A majestic, deeply moving sonic suspension drawn from the essence of Steve Roach’s visionary ambient/electronic music. A vast and intimate holding-the-space of heart-centered serenity and compassion, the album couples the body to the eternal flow of a vaporizing weightlessness — back to a divine nothingness, the Tabula Rasa where everything began.

“…slowly morphing and breathing as it goes forward in an unstoppable quest for inward tranquility.”

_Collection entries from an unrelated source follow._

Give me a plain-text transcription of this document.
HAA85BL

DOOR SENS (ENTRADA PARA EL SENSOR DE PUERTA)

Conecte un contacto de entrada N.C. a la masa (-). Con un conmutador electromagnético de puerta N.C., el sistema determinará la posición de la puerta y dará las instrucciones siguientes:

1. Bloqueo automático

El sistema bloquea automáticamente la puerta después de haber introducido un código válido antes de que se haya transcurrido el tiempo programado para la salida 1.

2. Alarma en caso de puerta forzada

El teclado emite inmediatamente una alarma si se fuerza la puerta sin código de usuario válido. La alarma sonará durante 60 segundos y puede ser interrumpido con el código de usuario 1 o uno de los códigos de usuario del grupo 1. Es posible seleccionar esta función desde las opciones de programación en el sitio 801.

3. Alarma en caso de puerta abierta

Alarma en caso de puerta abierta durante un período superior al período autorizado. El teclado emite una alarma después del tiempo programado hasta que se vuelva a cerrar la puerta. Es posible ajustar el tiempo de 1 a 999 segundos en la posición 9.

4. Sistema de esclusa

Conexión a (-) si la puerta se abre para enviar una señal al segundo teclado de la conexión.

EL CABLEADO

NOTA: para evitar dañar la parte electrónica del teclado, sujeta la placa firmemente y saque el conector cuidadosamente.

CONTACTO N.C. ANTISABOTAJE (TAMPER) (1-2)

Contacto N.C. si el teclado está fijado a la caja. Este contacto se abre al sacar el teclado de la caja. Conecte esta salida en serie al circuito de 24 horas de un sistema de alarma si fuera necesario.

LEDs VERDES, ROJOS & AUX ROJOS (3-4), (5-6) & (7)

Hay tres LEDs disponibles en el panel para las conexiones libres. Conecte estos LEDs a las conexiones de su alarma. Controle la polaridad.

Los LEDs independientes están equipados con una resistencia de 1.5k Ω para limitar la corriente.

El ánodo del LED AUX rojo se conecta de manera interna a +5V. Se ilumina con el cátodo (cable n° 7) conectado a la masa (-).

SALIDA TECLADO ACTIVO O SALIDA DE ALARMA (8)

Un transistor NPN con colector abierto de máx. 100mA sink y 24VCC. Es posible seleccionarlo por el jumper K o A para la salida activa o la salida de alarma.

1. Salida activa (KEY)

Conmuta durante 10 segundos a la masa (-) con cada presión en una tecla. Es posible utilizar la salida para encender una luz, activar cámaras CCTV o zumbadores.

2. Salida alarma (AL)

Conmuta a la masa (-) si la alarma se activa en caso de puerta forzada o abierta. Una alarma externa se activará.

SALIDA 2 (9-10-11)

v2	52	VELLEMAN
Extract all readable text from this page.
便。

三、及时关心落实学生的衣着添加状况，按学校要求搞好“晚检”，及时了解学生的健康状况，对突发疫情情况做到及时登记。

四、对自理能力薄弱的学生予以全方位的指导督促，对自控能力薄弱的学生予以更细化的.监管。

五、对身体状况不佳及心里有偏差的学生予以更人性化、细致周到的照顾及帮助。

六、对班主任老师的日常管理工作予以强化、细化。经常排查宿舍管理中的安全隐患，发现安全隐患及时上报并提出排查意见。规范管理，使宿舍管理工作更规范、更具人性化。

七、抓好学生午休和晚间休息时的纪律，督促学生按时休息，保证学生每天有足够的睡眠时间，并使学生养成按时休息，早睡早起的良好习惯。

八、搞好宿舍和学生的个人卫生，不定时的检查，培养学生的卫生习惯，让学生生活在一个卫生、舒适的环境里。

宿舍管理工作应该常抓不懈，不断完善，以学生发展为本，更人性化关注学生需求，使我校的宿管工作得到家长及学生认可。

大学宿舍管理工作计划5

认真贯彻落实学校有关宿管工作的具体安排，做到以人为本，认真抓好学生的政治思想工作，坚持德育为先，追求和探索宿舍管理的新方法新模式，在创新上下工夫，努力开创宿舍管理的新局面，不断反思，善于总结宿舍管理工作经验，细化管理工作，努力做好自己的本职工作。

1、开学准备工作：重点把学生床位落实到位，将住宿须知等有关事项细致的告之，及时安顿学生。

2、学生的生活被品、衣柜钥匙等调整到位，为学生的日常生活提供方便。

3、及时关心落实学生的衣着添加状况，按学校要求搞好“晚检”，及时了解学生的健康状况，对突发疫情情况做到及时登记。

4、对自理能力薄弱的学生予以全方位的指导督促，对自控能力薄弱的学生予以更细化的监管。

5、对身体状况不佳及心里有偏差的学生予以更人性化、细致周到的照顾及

A review from Exposé by Peter Thelan:

In the four decades that Steve Roach has been making music, he has released close to 150 albums, both solo and in collaboration, maybe even more that I’m not aware of, and each new release has some vestigial connection to all that have gone before it, while also adding new elements that take on new directions – sometimes the changes are bold and sometimes incremental, and even other times reach back even further to elaborate on ideas that were committed to the lost and found, to be worked further, branched out and blossomed into new ideas. That may be the case with A Soul Ascends, which seems to draw on energies and emotions going back to some of his earliest works, calling forth several of the expansive and spacious works from the mid-1980s, with a new glowing warmth that establishes a certain mark of the present. A Soul Ascends, by its title seems to have a connection to some personal loss, but that’s not something that is enforced on the listener; in fact on its surface the music here is quite beautiful and angelic, slowly morphing and breathing as it goes forward in an unstoppable quest for inward tranquility. It consists of three extended movements; the first is the longest at just over thirty minutes, “The Radiant Return” moves patterns of successive colors, shades, shadows and brilliance slowly across a floating sonic canvas, where deep textures and soaring brilliances meet and overlap, like filters that interchangeably obscure and colorize the light of the sun, moon or stars. The second movement “In Present Space” is similar to the first, though at about half its length, continuing at roughly the same glacial pace, but occasionally fades to complete blackness. The third and final movement “Reflection In Ascension” is another long one, opening up some new textures via subtle sequences blending with the slow-morphing sounds introduced in the earlier movements. Like many of Roach’s works, one might get some extended mileage by putting this on in end-to-end repeat mode for an all day or all night marathon.